Perhaps it seems as impossible as God’s call to Moses seemed impossible to him, that he was to go to Pharaoh to bring his people Israel out of Egypt. And sometimes that call to follow Jesus, to walk in his steps, to obey his commandments seems just as impossible to us. But the Lord equipped Moses. He equipped him to be faithful by speaking to him his words. He revealed his character, his love, his plan of salvation. And God equips you in the very same way, that is with his word, with his promises, with the scripture. You don’t have to have a burning bush experience. You don’t have to have an extraordinary revelation of God to you personally.
But God has spoken to you. He speaks to you in the scriptures, in the Bible. Here is where we hear the voice of God today. And all you need then, the grace of God is a humble and believing heart to receive the Scriptures as the very Word of God, because here in the Bible, this is where God reveals to you and me His character. He reveals to us His name. That He is the Great ‘I Am’. He is the Everlasting One. That Jesus Christ is the Lord. He is our Lord. Here’s where you learn about the love that Christ has for us, that He is the Good Shepherd, who laid down His life for you, that you may live forever. And here, in the Scripture, is where you learn about the plan of God’s salvation for you.

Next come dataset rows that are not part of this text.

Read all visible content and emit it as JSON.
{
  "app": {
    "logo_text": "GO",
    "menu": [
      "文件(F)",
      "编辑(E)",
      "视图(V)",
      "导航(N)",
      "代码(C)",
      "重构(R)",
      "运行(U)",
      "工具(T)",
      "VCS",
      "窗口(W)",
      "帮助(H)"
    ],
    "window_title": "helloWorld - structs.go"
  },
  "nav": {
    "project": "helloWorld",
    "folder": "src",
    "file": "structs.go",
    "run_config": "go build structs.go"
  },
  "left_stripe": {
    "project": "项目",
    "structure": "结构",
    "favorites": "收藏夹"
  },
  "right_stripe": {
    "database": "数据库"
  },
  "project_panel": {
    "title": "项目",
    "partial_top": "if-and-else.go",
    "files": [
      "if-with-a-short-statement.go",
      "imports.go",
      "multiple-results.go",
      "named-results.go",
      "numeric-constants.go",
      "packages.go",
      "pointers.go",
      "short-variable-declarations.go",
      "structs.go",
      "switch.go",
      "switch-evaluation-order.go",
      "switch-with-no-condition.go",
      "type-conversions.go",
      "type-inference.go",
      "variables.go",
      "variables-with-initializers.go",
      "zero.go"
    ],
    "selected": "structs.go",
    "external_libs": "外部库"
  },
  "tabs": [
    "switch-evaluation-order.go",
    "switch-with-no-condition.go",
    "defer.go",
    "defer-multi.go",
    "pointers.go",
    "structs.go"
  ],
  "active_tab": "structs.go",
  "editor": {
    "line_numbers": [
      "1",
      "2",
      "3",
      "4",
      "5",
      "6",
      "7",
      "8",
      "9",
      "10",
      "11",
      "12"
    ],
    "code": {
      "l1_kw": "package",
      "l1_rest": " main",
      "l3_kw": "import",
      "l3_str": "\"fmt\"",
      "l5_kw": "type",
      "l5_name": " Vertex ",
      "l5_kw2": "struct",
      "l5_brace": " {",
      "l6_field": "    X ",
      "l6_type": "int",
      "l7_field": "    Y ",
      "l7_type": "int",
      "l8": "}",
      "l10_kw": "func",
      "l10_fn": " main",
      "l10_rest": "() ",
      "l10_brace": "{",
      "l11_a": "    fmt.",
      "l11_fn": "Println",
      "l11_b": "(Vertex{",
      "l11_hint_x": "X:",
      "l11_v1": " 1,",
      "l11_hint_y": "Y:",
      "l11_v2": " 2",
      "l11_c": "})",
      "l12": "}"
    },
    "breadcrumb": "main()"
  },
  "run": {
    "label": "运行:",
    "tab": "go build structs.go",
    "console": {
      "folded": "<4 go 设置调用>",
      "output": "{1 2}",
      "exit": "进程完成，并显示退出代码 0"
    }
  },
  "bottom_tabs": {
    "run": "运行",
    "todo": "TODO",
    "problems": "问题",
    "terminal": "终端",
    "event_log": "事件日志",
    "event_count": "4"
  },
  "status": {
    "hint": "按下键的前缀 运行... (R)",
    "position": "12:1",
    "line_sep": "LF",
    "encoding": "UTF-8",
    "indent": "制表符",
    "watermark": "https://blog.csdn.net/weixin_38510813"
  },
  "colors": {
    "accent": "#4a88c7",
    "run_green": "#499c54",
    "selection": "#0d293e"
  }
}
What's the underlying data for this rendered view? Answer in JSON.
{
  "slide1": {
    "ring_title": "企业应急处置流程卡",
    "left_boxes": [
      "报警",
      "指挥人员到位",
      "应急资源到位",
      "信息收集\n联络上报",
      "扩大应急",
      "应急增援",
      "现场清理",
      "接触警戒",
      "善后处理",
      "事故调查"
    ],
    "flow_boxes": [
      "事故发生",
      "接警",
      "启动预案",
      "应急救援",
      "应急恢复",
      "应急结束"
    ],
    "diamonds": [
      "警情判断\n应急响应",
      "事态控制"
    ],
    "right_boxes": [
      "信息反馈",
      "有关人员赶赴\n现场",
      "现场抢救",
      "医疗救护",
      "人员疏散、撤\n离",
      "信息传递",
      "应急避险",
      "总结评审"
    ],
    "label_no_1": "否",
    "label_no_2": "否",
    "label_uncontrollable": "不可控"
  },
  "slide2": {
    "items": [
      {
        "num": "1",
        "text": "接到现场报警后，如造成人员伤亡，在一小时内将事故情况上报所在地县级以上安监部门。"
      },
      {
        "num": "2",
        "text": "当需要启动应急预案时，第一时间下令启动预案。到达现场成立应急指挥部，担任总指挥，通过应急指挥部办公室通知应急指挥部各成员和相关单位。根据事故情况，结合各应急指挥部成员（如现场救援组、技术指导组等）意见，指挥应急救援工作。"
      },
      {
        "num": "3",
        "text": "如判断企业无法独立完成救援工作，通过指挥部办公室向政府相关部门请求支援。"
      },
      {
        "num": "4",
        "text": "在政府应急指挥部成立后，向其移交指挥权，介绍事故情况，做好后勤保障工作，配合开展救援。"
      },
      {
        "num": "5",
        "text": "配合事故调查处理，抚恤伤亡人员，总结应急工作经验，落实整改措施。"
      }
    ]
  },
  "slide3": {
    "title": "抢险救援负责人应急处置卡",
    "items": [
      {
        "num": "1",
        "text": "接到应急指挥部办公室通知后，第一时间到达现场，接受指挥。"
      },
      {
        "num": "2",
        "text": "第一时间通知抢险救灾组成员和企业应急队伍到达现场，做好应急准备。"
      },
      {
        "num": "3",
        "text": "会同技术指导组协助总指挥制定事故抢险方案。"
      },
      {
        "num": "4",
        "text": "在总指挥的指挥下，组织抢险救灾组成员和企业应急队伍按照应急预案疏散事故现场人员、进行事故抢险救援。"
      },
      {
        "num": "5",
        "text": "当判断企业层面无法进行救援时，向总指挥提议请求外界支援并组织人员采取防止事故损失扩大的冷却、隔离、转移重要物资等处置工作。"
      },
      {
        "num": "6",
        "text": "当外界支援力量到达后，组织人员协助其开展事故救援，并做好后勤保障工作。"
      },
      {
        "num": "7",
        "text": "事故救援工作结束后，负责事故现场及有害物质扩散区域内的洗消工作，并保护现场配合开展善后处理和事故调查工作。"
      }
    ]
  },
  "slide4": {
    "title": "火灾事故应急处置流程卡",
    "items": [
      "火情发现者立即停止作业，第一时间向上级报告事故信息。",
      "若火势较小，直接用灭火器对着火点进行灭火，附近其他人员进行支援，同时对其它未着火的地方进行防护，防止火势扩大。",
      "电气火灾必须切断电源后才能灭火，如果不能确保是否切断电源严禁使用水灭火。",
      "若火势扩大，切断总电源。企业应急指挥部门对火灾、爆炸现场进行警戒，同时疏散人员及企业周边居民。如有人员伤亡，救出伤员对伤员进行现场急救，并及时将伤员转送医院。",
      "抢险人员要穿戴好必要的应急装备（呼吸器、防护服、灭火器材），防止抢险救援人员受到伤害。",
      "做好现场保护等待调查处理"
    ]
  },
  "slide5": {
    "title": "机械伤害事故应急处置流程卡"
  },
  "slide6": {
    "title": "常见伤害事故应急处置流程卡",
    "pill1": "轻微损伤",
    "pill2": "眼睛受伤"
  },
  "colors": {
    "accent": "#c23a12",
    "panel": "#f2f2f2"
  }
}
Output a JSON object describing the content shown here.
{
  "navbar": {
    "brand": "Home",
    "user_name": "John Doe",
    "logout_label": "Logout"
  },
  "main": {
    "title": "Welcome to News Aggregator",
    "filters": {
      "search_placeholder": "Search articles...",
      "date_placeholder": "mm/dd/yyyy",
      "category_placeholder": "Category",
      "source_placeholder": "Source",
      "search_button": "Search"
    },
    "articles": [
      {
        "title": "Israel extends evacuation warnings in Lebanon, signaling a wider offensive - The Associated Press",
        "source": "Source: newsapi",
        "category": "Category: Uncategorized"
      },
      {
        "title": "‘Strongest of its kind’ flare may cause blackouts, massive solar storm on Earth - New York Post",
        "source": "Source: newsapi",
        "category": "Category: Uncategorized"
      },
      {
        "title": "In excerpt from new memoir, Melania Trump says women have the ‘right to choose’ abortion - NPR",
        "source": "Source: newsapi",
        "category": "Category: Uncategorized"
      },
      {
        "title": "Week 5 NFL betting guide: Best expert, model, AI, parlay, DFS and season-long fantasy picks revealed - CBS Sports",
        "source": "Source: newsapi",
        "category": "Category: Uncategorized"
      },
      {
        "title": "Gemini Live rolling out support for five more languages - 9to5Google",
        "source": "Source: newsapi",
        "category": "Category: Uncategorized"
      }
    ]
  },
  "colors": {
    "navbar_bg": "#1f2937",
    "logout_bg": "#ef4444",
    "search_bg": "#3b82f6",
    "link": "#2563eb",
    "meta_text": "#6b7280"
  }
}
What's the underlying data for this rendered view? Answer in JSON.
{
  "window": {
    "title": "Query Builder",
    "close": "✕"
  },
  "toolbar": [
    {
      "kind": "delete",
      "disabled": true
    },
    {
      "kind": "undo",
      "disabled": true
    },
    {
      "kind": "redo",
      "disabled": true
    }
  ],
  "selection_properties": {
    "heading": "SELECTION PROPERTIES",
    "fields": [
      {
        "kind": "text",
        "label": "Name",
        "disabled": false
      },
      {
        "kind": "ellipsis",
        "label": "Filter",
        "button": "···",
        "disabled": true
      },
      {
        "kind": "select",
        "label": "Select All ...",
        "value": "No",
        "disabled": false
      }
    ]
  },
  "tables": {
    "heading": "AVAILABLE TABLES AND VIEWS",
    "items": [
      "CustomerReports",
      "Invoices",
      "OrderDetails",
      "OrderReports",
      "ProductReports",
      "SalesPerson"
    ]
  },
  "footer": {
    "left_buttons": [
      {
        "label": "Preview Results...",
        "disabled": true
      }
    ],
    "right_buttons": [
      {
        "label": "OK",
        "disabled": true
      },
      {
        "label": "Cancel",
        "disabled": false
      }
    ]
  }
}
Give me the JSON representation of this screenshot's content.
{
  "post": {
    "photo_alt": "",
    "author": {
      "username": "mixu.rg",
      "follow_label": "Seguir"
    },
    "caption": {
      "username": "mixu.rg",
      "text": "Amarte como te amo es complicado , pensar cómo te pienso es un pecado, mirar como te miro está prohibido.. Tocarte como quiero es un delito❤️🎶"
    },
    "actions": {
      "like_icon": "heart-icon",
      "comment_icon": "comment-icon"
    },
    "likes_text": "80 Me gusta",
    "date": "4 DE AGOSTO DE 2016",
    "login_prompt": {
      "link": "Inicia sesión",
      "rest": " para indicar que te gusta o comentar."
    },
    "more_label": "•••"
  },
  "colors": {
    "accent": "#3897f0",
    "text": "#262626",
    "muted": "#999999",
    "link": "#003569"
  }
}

That from all eternity He has decreed that His Son, Jesus Christ, would die for your sins, that He would be raised from the dead, that He would give you the gift of faith, that you would be united to Christ, so that in his death and resurrection you enter into salvation. This is God’s plan of salvation all given to you in the scriptures. So these are the truths that the Lord gives to us in his word by which as you believe them God will equip you to be faithful to him, to serve him, to fulfill that call, that commission that he’s given to you to be a follower of Christ just as Moses was equipped by the Lord to be faithful to Him. Let’s pray.